Adding a "/" at the end can reduce the amount of "OR" queries

Question

Adding a "/" at the end can reduce the amount of "OR" queries

KaviiSuri opened this issue 3 years ago · 4 comments

It is pretty common in my experience to get all descendants of a record in the tree.
Currently, a descendant of a record can have "ancestry" column of the following forms:

"{id}"
"{id}/{another_id}/.."
Because of this behaviour, the query to get descendants of id 3 is

SELECT "{table_name}".* FROM "{table_name}" WHERE ("{table_name}"."ancestry" LIKE '3/%' OR "{table_name}"."ancestry" = '3')
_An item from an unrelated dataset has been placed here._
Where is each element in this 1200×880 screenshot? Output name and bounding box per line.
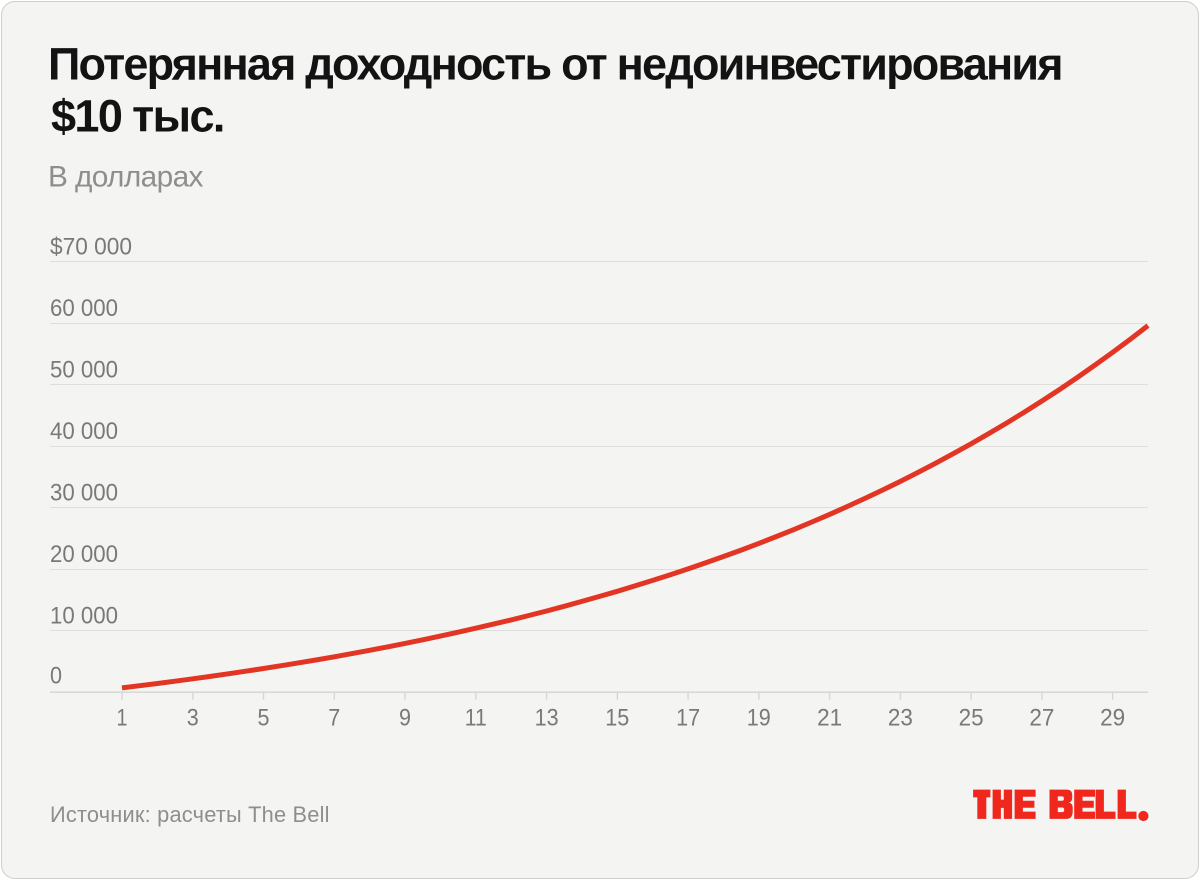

The "OR" in the query seems unnecessary and can be easily removed if we just add "/" at the end of ancestry always, effectively changing the forms to

"{id}/"
"{id}/{another_id}/.."
This way, the query is just

SELECT "{table_name}".* FROM "{table_name}" WHERE "{table_name}"."ancestry" LIKE '3/%'

Is there a specific reason ancestry doesn't do this and has decided to not have a "/" at the end of single ancestors?

Answer 1 · 2022-01-04T17:46:31.000Z

Outstanding resources

The research materials/presentations for tree structures in a number of programming languages all had the same implementation. And that implementation without the trailing slash looks obviously wrong.

Implementation

I have been pulling the materialized path implementation into a separate class so we could support multiple tree implementations: traditional materialized path, the trailing slash, postgres arrays, ltree, path with the id in it.
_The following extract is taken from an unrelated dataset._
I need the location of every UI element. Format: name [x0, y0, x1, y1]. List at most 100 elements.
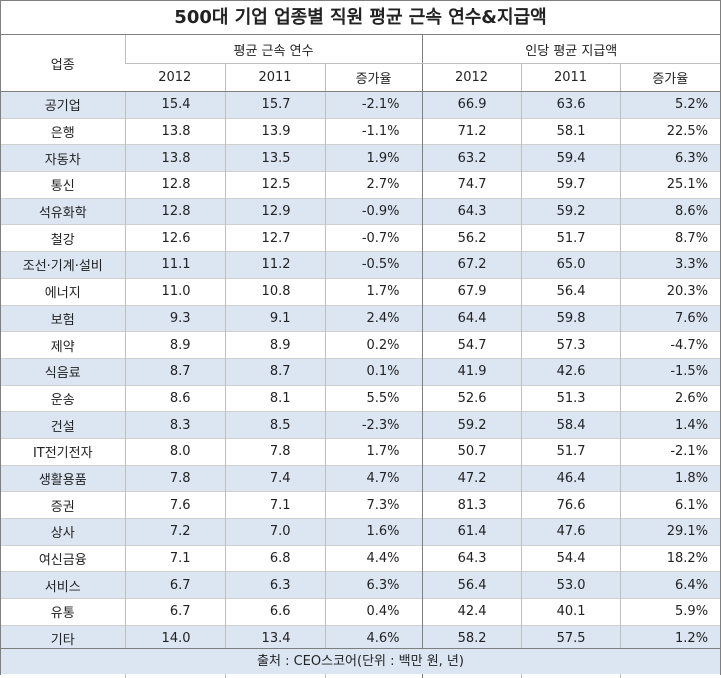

Check out: https://github.com/kbrock/ancestry/tree/materialized_path2
I just rebased so it should be in a usable state.

Results

When I ran the numbers for trailing slash it was not any faster.

Issues I see:

we need to stop using unicode encoding for the column.
We still have way too many OR clauses
We do not have good data sets to show if we actually have improved anything.

Future steps

While I totally agree that the current implementation that everyone uses is probably wrong, I would like to actually know which actions/queries use indexes and which table scan.

So I keep getting derailed by wanting a test suite to actually test this stuff out.

Answer 2 · 2022-02-11T18:04:05.000Z

@kbrock Were the results using the pg array approach better? In fact, I was looking into this not because of speed, but because having a trailing and maybe a leading slash would make implementing custom scopes a much cleaner and easier task.

Answer 3 · 2022-02-25T16:04:05.000Z

@dimvic Yes. I too want a way to determine the root_id, parent_id, ancestor_ids, and child_ancestry values in pure sql without resorting to using a CASE. The current implementation sure leans towards wanting to use ruby to parse.

I want to use a serializer to parse/create the ancestry value. If we do that, then the value of ancestry would be an array - basically the same as ancestor_ids. It would remove a lot of complexity. But I don't know how much this breaks the code that uses ancestry. I know in our code, there are some assumptions that ancestry is a string with a / delimiter.

Very tempted to breaking this functionality in the next major version of ancestry. But I'm hesitant too

Answer 4 · 2022-06-10T03:37:59.000Z

Let me know if you end up trying out the strategy of materialized_path2 and if it works alright for you.